Patchwork comes with a set of predefined patchflows, and more will be added over time. Below is a sample list of patchflows:

- AutoFix: Generate and apply fixes to code vulnerabilities in a repository.
- DependencyUpgrade: Update your dependencies from vulnerable to fixed versions.
- PRReview: On PR creation, extract code diff, summarize changes, and comment on PR.
- GenerateREADME: Create a README.md file for a given folder, to add documentation to your repository.

## Prompt Templates

Prompt templates are used by patchflows and passed as queries to LLMs. Templates contain prompts with placeholder variables enclosed by {{}} which are replaced by the data from the steps or inputs on every run. 

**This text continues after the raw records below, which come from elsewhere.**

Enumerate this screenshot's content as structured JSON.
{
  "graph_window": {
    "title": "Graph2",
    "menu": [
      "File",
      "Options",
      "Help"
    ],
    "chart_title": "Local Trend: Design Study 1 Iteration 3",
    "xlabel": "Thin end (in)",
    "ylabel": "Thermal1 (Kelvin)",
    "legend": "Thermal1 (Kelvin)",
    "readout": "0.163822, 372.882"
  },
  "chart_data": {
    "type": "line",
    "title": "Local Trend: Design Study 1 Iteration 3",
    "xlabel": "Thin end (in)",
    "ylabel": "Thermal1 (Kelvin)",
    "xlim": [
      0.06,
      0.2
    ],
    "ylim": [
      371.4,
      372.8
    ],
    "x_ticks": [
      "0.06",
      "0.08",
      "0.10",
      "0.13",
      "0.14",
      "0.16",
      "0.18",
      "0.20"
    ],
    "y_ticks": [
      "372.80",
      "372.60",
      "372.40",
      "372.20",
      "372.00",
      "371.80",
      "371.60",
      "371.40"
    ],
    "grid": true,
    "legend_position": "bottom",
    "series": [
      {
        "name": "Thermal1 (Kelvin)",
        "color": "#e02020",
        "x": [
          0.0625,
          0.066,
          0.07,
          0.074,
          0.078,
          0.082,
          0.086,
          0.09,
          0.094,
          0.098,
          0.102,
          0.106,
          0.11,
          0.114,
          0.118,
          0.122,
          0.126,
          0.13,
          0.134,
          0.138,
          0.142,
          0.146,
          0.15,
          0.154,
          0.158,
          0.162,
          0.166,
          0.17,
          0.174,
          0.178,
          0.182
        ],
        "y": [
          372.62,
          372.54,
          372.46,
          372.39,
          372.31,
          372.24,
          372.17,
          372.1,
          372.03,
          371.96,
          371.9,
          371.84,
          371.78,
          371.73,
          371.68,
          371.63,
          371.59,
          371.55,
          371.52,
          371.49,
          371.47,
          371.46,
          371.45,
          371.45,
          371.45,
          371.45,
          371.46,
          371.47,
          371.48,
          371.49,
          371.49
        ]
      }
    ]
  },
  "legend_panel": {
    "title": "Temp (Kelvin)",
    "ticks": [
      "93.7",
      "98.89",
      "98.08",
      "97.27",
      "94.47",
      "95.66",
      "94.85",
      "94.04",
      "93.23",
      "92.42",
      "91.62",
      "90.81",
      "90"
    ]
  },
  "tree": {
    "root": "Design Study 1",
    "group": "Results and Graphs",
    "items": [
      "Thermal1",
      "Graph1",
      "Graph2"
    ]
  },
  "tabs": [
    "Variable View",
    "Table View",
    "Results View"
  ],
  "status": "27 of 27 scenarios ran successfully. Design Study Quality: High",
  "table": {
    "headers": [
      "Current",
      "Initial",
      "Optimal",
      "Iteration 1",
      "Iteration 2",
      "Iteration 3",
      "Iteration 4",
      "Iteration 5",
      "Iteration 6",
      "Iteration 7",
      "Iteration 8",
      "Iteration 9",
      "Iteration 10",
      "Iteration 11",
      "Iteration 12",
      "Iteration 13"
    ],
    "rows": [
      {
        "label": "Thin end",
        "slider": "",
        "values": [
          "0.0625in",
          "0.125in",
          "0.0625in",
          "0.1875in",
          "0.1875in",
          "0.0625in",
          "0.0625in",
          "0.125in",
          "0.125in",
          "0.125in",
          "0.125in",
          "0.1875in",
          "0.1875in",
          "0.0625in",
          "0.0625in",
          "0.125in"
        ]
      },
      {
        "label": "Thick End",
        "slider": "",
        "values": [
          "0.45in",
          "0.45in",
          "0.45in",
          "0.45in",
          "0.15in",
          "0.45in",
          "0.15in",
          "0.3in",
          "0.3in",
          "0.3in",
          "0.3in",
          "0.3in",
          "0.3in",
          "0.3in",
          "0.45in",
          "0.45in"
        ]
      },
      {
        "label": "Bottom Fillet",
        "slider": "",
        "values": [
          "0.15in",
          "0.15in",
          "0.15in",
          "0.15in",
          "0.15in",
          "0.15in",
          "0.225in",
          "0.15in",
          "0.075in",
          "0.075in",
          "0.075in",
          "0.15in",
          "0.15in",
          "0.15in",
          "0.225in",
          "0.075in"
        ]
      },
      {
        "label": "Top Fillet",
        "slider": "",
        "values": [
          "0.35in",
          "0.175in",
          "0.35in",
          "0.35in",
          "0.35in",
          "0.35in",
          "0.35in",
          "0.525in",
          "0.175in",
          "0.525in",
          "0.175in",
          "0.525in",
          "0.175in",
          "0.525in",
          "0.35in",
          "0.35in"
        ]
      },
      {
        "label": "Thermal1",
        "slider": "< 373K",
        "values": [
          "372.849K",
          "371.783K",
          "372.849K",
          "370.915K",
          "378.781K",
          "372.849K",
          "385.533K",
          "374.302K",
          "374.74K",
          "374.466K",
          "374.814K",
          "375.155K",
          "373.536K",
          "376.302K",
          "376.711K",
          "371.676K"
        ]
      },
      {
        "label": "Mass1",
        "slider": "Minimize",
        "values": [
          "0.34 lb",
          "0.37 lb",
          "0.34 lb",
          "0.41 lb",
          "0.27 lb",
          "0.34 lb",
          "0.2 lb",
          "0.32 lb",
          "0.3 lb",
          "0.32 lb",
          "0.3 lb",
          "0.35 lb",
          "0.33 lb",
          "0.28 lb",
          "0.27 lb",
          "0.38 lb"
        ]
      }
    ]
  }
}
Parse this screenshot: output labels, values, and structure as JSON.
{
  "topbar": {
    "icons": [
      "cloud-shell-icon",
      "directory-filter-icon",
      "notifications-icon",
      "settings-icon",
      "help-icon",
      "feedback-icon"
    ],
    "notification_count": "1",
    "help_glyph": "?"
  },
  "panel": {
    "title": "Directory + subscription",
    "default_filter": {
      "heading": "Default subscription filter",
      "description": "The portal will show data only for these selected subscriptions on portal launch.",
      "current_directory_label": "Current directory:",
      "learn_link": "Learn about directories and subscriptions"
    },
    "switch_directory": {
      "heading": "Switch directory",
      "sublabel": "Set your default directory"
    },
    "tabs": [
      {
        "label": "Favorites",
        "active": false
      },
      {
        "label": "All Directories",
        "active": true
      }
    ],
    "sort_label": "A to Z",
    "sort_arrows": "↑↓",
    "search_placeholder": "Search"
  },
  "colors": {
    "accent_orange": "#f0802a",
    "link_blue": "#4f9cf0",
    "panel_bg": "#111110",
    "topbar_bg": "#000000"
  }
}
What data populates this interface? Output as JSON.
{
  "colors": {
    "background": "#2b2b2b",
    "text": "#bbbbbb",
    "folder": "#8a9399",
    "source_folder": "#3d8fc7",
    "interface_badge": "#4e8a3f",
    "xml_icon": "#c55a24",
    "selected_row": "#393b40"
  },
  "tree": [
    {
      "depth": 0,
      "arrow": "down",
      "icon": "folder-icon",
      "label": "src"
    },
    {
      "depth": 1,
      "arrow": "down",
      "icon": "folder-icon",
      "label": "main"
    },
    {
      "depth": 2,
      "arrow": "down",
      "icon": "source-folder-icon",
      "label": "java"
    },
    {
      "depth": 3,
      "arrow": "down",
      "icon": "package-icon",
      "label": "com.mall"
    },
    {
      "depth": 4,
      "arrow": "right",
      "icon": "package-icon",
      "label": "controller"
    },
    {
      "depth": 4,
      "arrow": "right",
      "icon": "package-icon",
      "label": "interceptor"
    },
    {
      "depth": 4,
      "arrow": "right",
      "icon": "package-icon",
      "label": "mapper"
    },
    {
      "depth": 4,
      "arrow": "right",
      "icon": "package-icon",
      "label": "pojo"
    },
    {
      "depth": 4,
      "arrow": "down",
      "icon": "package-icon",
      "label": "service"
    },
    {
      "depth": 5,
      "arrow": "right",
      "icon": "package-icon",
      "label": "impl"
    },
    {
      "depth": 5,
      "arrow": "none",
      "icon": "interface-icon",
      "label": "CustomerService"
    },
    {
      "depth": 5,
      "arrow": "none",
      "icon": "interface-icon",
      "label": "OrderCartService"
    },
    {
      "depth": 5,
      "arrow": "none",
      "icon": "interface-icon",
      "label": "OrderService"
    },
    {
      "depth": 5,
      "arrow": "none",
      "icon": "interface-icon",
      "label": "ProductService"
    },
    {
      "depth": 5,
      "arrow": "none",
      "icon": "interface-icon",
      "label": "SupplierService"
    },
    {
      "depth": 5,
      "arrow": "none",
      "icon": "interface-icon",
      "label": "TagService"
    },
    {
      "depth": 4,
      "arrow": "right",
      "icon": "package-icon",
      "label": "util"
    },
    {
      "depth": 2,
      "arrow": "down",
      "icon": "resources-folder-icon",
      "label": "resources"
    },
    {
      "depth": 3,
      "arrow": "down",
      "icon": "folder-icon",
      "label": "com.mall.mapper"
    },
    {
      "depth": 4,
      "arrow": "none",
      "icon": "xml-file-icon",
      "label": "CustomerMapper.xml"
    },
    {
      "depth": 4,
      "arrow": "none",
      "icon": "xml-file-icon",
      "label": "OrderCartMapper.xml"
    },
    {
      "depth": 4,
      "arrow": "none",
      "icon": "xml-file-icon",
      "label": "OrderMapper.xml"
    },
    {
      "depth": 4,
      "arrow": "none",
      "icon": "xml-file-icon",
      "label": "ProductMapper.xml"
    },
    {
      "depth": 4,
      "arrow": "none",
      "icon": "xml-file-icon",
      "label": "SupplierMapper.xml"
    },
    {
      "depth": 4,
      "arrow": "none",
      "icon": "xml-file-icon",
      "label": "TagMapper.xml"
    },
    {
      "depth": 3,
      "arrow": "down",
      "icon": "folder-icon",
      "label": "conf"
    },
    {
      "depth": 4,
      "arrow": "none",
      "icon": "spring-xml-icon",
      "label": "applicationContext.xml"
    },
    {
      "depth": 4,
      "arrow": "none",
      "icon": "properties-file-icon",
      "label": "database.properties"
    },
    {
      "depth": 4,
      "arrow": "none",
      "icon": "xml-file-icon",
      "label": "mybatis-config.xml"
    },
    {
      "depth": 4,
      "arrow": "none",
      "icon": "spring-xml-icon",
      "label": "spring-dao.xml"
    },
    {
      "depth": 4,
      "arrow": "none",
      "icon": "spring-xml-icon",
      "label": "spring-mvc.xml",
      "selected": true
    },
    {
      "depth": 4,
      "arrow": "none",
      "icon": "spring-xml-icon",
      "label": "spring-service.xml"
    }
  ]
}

Below is a sample prompt template:

```json
{
    "id": "ReviewPR",
    "prompts": [
        {"role": "system", "content": "You are a helpful assistant."},
        {"role": "user", "content": "Create a well-structured message for the pull request body based on a review of the code diff. CODE DIFF - {{prDiff}}"}
    ]
}
```

Each patchflow comes with an optimized default prompt template. But you can specify your own using the `prompt_template_file=/path/to/prompt/template/file` option. 

## Contributing

To create a new patchflow, follow [these instructions](patchwork_cli/patchflows/README.md).

To create a new step, follow [these instructions](patchwork_cli/steps/README.md).